Kubernetes operators are powerful tools for managing stateful applications in Kubernetes environments. They simplify the process by leveraging the operator pattern, custom resource definitions (CRDs), and custom resources to handle application-specific tasks such as scaling, backups, and configuration. These custom resource definitions extend the Kubernetes API, enabling it to manage stateful applications like MongoDB effectively.

The MongoDB Kubernetes Operators integrate seamlessly with its clusters, leveraging tools like the Operator SDK and the control plane to automate complex tasks. By defining custom controllers, they ensure MongoDB instances maintain their desired state throughout their entire life cycle. This approach eliminates the need for extensive manual intervention, making it easier to manage complex applications even in a cloud-native environment.

In this article, we’ll explore how MongoDB Kubernetes Operators enhance application management by using CRDs, runtime Kubernetes tools, and the Kubernetes control plane to simplify the deployment and scaling of MongoDB in containerized environments.


Table of contents

What is a Kubernetes operator?

A Kubernetes operator is an application-specific controller that extends Kubernetes functionality to manage applications by using custom resource definitions to automate management. Operators promote self-servicing and automation, leading to faster application development. A Kubernetes operator can automate:

  • The process of deploying an application on demand.
  • Application installation and upgrades with the required configuration.
  • The scaling and monitoring of applications.
  • Taking restore and backup of the application state.
  • Recovery from failures.

For example, a database operator might extend the Kubernetes API with custom resources such as AtlasProject and AtlasDatabaseUser. These resources are deployed to Kubernetes clusters and are managed by the operator.

The operator can:

  • Be used to configure the number of members in a replica set by reconfiguring the database deployment, thus automating the scaling.
  • Manage authentication across different environments with a centralized configuration.
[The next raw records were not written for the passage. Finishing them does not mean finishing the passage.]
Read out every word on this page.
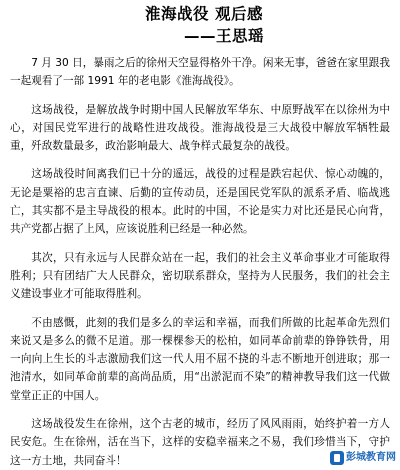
淮海战役 观后感
——王思瑶

7 月 30 日，暴雨之后的徐州天空显得格外干净。闲来无事，爸爸在家里跟我一起观看了一部 1991 年的老电影《淮海战役》。

这场战役，是解放战争时期中国人民解放军华东、中原野战军在以徐州为中心，对国民党军进行的战略性进攻战役。淮海战役是三大战役中解放军牺牲最重，歼敌数量最多，政治影响最大、战争样式最复杂的战役。

这场战役时间离我们已十分的遥远，战役的过程是跌宕起伏、惊心动魄的，无论是粟裕的忠言直谏、后勤的宣传动员，还是国民党军队的派系矛盾、临战逃亡，其实都不是主导战役的根本。此时的中国，不论是实力对比还是民心向背，共产党都占据了上风，应该说胜利已经是一种必然。

其次，只有永远与人民群众站在一起，我们的社会主义革命事业才可能取得胜利；只有团结广大人民群众，密切联系群众，坚持为人民服务，我们的社会主义建设事业才可能取得胜利。

不由感慨，此刻的我们是多么的幸运和幸福，而我们所做的比起革命先烈们来说又是多么的微不足道。那一棵棵参天的松柏，如同革命前辈的铮铮铁骨，用一向向上生长的斗志激励我们这一代人用不屈不挠的斗志不断地开创进取；那一池清水，如同革命前辈的高尚品质，用“出淤泥而不染”的精神教导我们这一代做堂堂正正的中国人。

这场战役发生在徐州，这个古老的城市，经历了风风雨雨，始终护着一方人民安危。生在徐州，活在当下，这样的安稳幸福来之不易，我们珍惜当下，守护这一方土地，共同奋斗！	彭城教育网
An image of how Kubernetes operators work including custom resource definition.

How Kubernetes operators simplify application management

Kubernetes is an open-source orchestrator for containers that lets you:

  • Better manage and scale your applications. You describe the pods and how they should interact with each other, and it takes care of the rest.

  • Orchestrate many containers across several hosts, scale them as micro-services, and deploy updates and rollbacks with zero downtime.

  • Use stateless applications—you provide a configuration that describes the “desired state” of your deployment, letting it do the heavy lifting.

    • For example, you can create a pod that spins up your static website. Then, you can instruct it to manage three replicas of the application. In case a pod fails or goes down, Kubernetes will automatically restart it to achieve the desired state—three running replicas. You can also scale up or down the number of replicas while the application is running.

But what about stateful applications that need a persistent storage solution—for example, database systems like MongoDB, cloud storage services like AWS, or network access storage (NAS) that needs to persist the data and state?


MongoDB deploys its own distributed systems

MongoDB is designed to be deployed in its own distributed systems, with replica sets for high availability and sharding for scalability. Kubernetes is designed to be a general-purpose container orchestrator—it doesn't have the knowledge to manage MongoDB topologies. Nor does it know how to provision database users or control other internal aspects of MongoDB. How can we manage a MongoDB cluster, or any database, with Kubernetes?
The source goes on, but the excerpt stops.